Mads Mikkelsen is appropriately wicked as the villain, while Phoebe Waller-Bridge is a delight as aide Helena, who has her own agenda and her sassy banter with Ford highlights the film. The search for this Dial to change history has classic motifs like the “red line across map journey” and a heart that Crystal Skull lacked. The climax may be a wild turn, but the final scene shows that if this is Indiana Jones’ final adventure, he went out in grand style.
2. The Last Crusade
This film kicks off nicely with a prologue of a young Indy (the late River Phoenix) in a chase that explains everything from his fear of snakes to his chin scar. But the actual reason this works rests on the genius casting of Sean Connery as Indy’s father, Henry. The pair are perfect together, showing some tension yet able to overcome it for a wild search for the Holy Grail. There’s also fantastic humor (see Indy’s reaction to realizing both he and his dad slept with spy Elsa) and the set pieces in a German castle and boat chase scene are beautiful.
There are great supporting turns from Denholm Elliott, John Rhys-Davies, Julian Glover and Alison Doody and a good storyline of father-son issues amid the question of what’s truly important in life. It’s a wonderful return to form for the saga, with snappy dialogue amid the action pieces. The final scene of Indy literally riding into the sunset could have been a fine coda for the series, yet it still stands as a magical entry for fans.
Raiders of the Lost Ark
What can be said about this movie that hasn’t been written of dozens of times? From the opening sequence with the giant boulder, Indiana Jones captures viewers and doesn’t let go. It’s packed with crowd-pleasing moments like his showdown with a swordsman and stunning how it all comes together. There’s not a false beat to be found as the first-ever “MacGuffin” of the Ark of the Covenant makes for a wild adventure.

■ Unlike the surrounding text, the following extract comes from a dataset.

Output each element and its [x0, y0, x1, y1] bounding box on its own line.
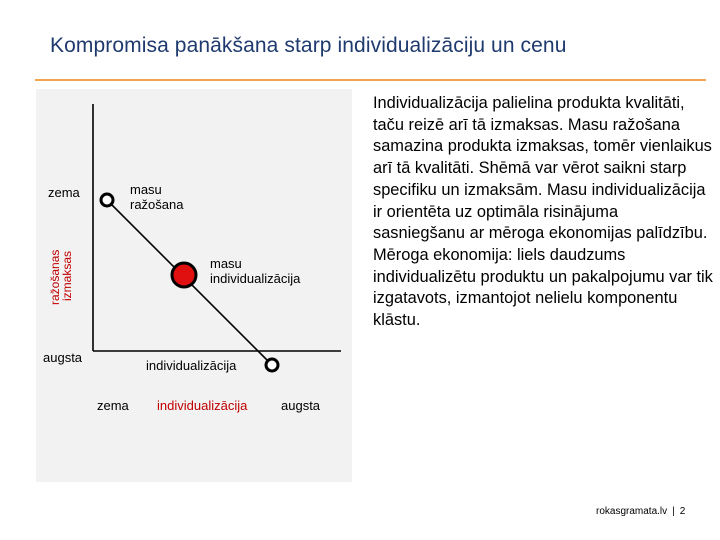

There’s also Karen Allen making Marion a feisty match for Indiana, while Paul Freeman has his charm as villain Belloq. It’s a true love letter to 1930s adventures that remains timeless. The final sequence of the Ark opening is a horrifying yet remarkable old-school FX achievement and the last shot is a classic closing. Introducing everything from the iconic theme to his fear of snakes, it’s as perfect as any action-adventure movie can be and no wonder it retains its power four decades later.